Practitioner checklist

If you’re red-teaming a chat application, the multi-turn battery to run:

• A 10–20 turn Crescendo against your top three risk topics
• A many-shot attack at 50, 100, and 200 example pairs, with three framing variants
• A slow-build role-play with the bad ask deferred to turn 8+
• A “translation” frame: ask the model to translate text that is itself a jailbreak built across the prior turns

If your application has session limits or context truncation, run the same attacks split across separate sessions where each session “remembers” the prior via summary injection. This is the realistic shape of an attack against a production app.

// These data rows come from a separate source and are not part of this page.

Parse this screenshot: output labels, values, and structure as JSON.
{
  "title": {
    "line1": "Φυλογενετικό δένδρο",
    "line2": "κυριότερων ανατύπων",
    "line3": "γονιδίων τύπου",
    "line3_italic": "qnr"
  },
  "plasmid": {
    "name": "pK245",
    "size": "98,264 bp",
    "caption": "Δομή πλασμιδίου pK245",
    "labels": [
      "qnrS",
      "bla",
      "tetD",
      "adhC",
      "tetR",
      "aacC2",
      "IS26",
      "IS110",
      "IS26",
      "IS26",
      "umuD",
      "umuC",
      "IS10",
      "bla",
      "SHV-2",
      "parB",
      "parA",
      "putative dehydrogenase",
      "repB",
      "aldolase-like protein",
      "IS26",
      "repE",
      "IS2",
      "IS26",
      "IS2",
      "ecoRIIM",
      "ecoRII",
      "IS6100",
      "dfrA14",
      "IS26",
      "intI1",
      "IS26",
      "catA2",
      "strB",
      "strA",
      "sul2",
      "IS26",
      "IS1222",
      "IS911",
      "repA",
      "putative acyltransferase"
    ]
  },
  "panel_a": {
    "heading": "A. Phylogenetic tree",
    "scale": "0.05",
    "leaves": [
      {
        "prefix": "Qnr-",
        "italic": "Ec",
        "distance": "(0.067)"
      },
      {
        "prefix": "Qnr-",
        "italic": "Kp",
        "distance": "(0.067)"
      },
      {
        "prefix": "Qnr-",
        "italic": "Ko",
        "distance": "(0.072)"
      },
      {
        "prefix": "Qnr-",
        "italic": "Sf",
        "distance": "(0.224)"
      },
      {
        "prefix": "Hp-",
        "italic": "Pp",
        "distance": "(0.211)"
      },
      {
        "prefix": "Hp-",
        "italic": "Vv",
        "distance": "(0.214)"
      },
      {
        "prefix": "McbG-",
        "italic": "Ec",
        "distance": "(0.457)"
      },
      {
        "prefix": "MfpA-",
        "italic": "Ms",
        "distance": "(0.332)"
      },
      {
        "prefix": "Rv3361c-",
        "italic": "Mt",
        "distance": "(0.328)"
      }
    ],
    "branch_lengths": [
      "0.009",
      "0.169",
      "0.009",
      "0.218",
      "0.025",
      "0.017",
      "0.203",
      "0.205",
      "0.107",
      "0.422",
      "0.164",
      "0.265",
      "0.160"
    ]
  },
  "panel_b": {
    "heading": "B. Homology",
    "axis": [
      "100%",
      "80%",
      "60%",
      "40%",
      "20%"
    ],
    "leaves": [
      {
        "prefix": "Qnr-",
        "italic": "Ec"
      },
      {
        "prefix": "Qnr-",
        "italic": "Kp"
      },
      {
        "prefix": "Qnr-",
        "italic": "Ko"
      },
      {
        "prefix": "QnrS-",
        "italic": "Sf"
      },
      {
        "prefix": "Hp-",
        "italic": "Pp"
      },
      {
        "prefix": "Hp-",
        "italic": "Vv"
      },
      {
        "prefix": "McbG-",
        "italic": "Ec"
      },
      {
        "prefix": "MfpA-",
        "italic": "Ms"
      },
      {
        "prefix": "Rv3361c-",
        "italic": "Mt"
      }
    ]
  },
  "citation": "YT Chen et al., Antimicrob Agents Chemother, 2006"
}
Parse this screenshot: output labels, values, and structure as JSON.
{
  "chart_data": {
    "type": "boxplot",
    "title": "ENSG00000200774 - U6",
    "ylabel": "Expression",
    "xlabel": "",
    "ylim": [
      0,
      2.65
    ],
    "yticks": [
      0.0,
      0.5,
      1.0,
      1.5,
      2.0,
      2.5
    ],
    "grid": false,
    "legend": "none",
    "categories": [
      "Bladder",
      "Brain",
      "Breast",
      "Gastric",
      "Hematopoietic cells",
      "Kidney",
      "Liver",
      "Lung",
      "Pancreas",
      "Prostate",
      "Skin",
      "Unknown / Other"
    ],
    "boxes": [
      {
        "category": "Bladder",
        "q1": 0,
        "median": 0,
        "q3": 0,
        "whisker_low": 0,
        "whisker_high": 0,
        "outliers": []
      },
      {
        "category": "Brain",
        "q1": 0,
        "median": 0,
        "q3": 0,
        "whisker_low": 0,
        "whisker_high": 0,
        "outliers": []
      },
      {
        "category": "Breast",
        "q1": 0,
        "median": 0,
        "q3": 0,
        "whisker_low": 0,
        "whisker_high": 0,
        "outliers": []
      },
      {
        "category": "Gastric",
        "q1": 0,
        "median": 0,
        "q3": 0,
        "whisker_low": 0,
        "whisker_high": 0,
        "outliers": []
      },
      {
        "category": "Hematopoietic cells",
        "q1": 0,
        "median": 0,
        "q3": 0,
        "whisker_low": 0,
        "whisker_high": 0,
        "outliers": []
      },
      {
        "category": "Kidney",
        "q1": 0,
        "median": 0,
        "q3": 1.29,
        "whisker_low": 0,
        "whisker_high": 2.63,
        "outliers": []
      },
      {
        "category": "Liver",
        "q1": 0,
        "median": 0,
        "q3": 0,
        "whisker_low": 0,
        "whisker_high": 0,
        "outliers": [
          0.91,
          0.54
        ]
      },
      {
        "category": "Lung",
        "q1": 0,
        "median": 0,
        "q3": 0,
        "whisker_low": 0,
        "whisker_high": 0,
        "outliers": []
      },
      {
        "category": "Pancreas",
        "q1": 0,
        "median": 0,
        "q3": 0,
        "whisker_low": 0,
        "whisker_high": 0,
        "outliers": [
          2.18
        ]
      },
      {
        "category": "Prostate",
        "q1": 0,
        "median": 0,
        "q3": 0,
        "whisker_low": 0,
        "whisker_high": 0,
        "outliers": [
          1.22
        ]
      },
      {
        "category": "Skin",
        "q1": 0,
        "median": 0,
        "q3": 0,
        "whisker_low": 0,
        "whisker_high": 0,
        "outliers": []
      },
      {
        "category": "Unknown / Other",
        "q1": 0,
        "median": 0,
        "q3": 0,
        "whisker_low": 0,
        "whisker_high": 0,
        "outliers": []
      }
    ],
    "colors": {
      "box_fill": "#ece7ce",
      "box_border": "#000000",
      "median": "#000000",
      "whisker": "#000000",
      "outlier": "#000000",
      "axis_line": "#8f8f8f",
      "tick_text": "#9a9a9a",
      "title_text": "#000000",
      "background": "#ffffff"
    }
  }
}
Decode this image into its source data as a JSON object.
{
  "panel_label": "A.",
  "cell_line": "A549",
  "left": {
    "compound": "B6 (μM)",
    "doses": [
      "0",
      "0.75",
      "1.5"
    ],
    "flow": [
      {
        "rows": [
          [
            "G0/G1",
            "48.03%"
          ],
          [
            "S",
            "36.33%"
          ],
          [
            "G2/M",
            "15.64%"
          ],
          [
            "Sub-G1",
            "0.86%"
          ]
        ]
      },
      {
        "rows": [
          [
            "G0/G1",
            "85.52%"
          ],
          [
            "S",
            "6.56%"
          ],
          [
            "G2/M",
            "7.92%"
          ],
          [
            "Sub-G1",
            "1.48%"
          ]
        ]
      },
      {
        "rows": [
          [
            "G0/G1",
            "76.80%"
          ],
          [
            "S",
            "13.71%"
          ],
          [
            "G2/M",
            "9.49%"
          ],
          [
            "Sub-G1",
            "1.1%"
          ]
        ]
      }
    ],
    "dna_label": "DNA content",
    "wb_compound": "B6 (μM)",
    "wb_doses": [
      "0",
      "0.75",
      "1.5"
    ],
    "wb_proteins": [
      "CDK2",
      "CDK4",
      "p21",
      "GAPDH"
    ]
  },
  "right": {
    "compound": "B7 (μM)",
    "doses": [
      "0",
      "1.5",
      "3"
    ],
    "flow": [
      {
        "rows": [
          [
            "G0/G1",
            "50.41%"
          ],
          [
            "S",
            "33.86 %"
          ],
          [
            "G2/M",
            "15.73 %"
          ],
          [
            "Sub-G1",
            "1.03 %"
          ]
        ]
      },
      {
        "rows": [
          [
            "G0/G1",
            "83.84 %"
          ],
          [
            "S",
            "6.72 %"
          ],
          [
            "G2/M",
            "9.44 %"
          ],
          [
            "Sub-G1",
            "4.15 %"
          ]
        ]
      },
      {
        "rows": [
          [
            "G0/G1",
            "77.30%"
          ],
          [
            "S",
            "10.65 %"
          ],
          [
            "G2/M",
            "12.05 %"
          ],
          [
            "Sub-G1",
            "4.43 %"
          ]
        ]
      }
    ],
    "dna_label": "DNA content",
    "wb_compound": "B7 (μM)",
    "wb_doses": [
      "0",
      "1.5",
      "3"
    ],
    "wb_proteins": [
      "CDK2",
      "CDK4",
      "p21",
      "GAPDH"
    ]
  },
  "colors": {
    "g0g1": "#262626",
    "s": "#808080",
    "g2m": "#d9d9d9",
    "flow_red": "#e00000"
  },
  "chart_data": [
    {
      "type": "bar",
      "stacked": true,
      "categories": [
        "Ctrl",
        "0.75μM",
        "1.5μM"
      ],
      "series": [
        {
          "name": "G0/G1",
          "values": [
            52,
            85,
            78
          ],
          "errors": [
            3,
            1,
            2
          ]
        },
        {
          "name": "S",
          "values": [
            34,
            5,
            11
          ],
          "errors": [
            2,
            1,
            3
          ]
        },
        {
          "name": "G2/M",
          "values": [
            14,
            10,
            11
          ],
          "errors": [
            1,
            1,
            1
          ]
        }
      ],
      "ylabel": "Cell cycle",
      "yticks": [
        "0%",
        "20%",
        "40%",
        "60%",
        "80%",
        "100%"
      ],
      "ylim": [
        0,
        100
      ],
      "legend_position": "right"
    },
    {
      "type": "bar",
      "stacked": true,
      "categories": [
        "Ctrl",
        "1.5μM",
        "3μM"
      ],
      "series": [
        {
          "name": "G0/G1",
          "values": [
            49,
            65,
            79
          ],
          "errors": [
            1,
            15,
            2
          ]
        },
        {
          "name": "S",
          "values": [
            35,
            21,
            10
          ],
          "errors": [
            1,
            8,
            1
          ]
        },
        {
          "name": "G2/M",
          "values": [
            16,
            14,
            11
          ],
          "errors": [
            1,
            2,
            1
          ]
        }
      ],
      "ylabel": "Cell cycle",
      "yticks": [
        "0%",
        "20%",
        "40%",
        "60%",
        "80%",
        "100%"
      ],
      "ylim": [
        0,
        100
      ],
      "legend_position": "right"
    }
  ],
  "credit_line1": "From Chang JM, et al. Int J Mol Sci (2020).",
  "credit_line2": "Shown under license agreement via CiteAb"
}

Where this sits in the network

We catalog techniques here. JailbreakDB ↗ maintains the working corpus. Adversarial ML ↗ covers the research-side methodology. The broader offensive cluster lives at AI Attacks ↗. Defender-side mitigation playbooks for multi-turn manipulation belong on the defensive cluster, not here.

What we don’t publish: the actual escalation transcripts. The pattern is enough for a defender to test against. The transcripts don’t help anyone the attackers can’t already help themselves.